On Mon, Aug 22, 2016 at 05:04:47PM -0700, Lucian Smith wrote:
> I'm attempting to use the git-svn bridge, and am having problems with
> line endings on Windows.
> 
> The setup is that we have a git repository on github, and I've checked
> out a branch on my Windows machine using Tortoise svn.  I make
> changes, commit them, and the branch is updated.  In general, this
> works fine.

Just to make sure:
The repo is in git format.
Is it a public repo ?
Or could you make a piblic demo repo ?
Do I understand it right: Tortoise SVN talks directly to the Git server ?
Isn't Tortoise SVN a client to talk to SVN server?
What goes over the wire to the remote Git server, git or SVN ?

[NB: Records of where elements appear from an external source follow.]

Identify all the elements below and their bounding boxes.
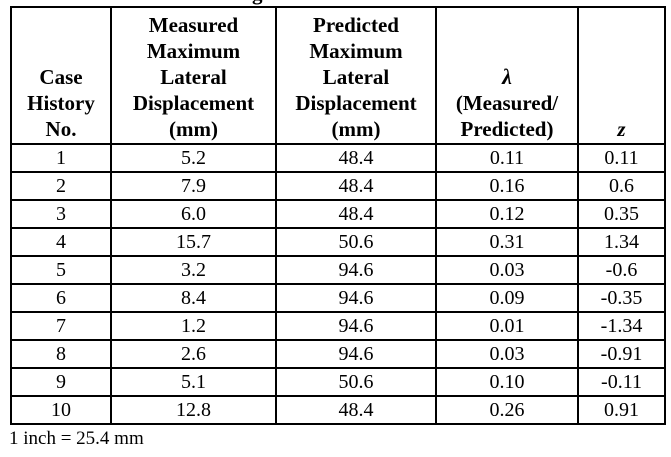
cell-predicted: 48.4	[275, 171, 437, 201]
cell-lambda: 0.09	[435, 283, 579, 313]
table-row: 8 2.6 94.6 0.03 -0.91	[10, 339, 666, 369]
table-row: 10 12.8 48.4 0.26 0.91	[10, 395, 666, 425]
table-row: 5 3.2 94.6 0.03 -0.6	[10, 255, 666, 285]
cell-measured: 7.9	[110, 171, 277, 201]
cell-lambda: 0.12	[435, 199, 579, 229]
cell-z: 1.34	[577, 227, 666, 257]
cell-z: -0.91	[577, 339, 666, 369]
cell-measured: 8.4	[110, 283, 277, 313]
table-row: 6 8.4 94.6 0.09 -0.35	[10, 283, 666, 313]
table-row: 7 1.2 94.6 0.01 -1.34	[10, 311, 666, 341]
lambda-symbol: λ	[502, 64, 512, 89]
cell-predicted: 94.6	[275, 283, 437, 313]
header-line: (mm)	[169, 117, 218, 141]
cropped-caption-letter: g	[252, 0, 263, 4]
header-line: Displacement	[132, 91, 255, 115]
cell-case-no: 2	[10, 171, 112, 201]
cell-case-no: 1	[10, 143, 112, 173]
z-symbol: z	[617, 117, 626, 141]
header-line: Maximum	[309, 39, 403, 63]
cell-z: -1.34	[577, 311, 666, 341]
cell-lambda: 0.31	[435, 227, 579, 257]
cell-case-no: 5	[10, 255, 112, 285]
cell-predicted: 94.6	[275, 311, 437, 341]
header-line: Maximum	[146, 39, 241, 63]
cell-measured: 15.7	[110, 227, 277, 257]
header-line: Case	[39, 65, 83, 89]
cell-lambda: 0.26	[435, 395, 579, 425]
table-row: 4 15.7 50.6 0.31 1.34	[10, 227, 666, 257]
header-line: No.	[45, 117, 77, 141]
cell-case-no: 3	[10, 199, 112, 229]
cell-measured: 12.8	[110, 395, 277, 425]
header-lambda-ratio: λ (Measured/ Predicted)	[435, 6, 579, 145]
cell-measured: 5.1	[110, 367, 277, 397]
cell-lambda: 0.01	[435, 311, 579, 341]
cell-lambda: 0.11	[435, 143, 579, 173]
header-line: Predicted	[313, 13, 399, 37]
cell-measured: 6.0	[110, 199, 277, 229]
header-predicted-displacement: Predicted Maximum Lateral Displacement (…	[275, 6, 437, 145]
cell-measured: 3.2	[110, 255, 277, 285]
cell-measured: 2.6	[110, 339, 277, 369]
header-line: (mm)	[331, 117, 381, 141]
header-line: Displacement	[295, 91, 417, 115]
table-row: 9 5.1 50.6 0.10 -0.11	[10, 367, 666, 397]
case-history-table: Case History No. Measured Maximum Latera…	[10, 6, 666, 425]
cell-z: 0.6	[577, 171, 666, 201]
cell-predicted: 48.4	[275, 199, 437, 229]
cell-lambda: 0.03	[435, 255, 579, 285]
header-line: (Measured/	[455, 91, 559, 115]
cell-predicted: 94.6	[275, 255, 437, 285]
cell-z: -0.6	[577, 255, 666, 285]
cell-measured: 1.2	[110, 311, 277, 341]
cell-z: 0.91	[577, 395, 666, 425]
header-line: History	[27, 91, 95, 115]
header-line: Lateral	[160, 65, 227, 89]
table-row: 3 6.0 48.4 0.12 0.35	[10, 199, 666, 229]
header-line: Lateral	[322, 65, 390, 89]
cell-lambda: 0.10	[435, 367, 579, 397]
header-line: Predicted)	[460, 117, 554, 141]
cell-case-no: 10	[10, 395, 112, 425]
cell-measured: 5.2	[110, 143, 277, 173]
table-row: 2 7.9 48.4 0.16 0.6	[10, 171, 666, 201]
cell-case-no: 9	[10, 367, 112, 397]
cell-predicted: 50.6	[275, 227, 437, 257]
cell-predicted: 94.6	[275, 339, 437, 369]
header-z: z	[577, 6, 666, 145]
table-row: 1 5.2 48.4 0.11 0.11	[10, 143, 666, 173]
unit-conversion-note: 1 inch = 25.4 mm	[9, 428, 144, 449]
cell-predicted: 50.6	[275, 367, 437, 397]
header-line: Measured	[148, 13, 239, 37]
cell-case-no: 4	[10, 227, 112, 257]
cell-case-no: 7	[10, 311, 112, 341]
cell-z: -0.35	[577, 283, 666, 313]
header-case-history-no: Case History No.	[10, 6, 112, 145]
cell-predicted: 48.4	[275, 395, 437, 425]
cell-case-no: 8	[10, 339, 112, 369]
cell-lambda: 0.16	[435, 171, 579, 201]
header-row: Case History No. Measured Maximum Latera…	[10, 6, 666, 145]
cell-z: -0.11	[577, 367, 666, 397]
cell-case-no: 6	[10, 283, 112, 313]
cell-z: 0.35	[577, 199, 666, 229]
header-measured-displacement: Measured Maximum Lateral Displacement (m…	[110, 6, 277, 145]
cell-z: 0.11	[577, 143, 666, 173]
cell-predicted: 48.4	[275, 143, 437, 173]
case-history-table-container: Case History No. Measured Maximum Latera…	[10, 6, 666, 425]
cropped-caption-fragment: g	[250, 0, 266, 5]
cell-lambda: 0.03	[435, 339, 579, 369]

To my understanding, "git svn" can use Git locally, and talk to an SVN server.
What do I miss ?

> 
> If this was just SVN, I could set the 'eol-style' for files to
> 'native' to let it know to expect Windows/linux/mac line endings for
> particular files.  This seems to be handled in git by using the
> '.gitattributes' file instead.  Unfortunately, the git/svn bridge
> doesn't seem to be translate the information in the .gitattributes
> file to appropriate eol-style settings in SVN.  Checking out a file
> using SVN on Windows leaves me with a file without CRLF's, and if I
> check in a CRLF file, that's the way it goes into the repository.
> Differences in CRLF alone show up as 'real' differences that can be
> checked in, and, if this happens, this causes problems with other
> people's repositories.
> 
> Am I doing something wrong; is there another way to handle this; or
> can I file this as a bug report/feature request?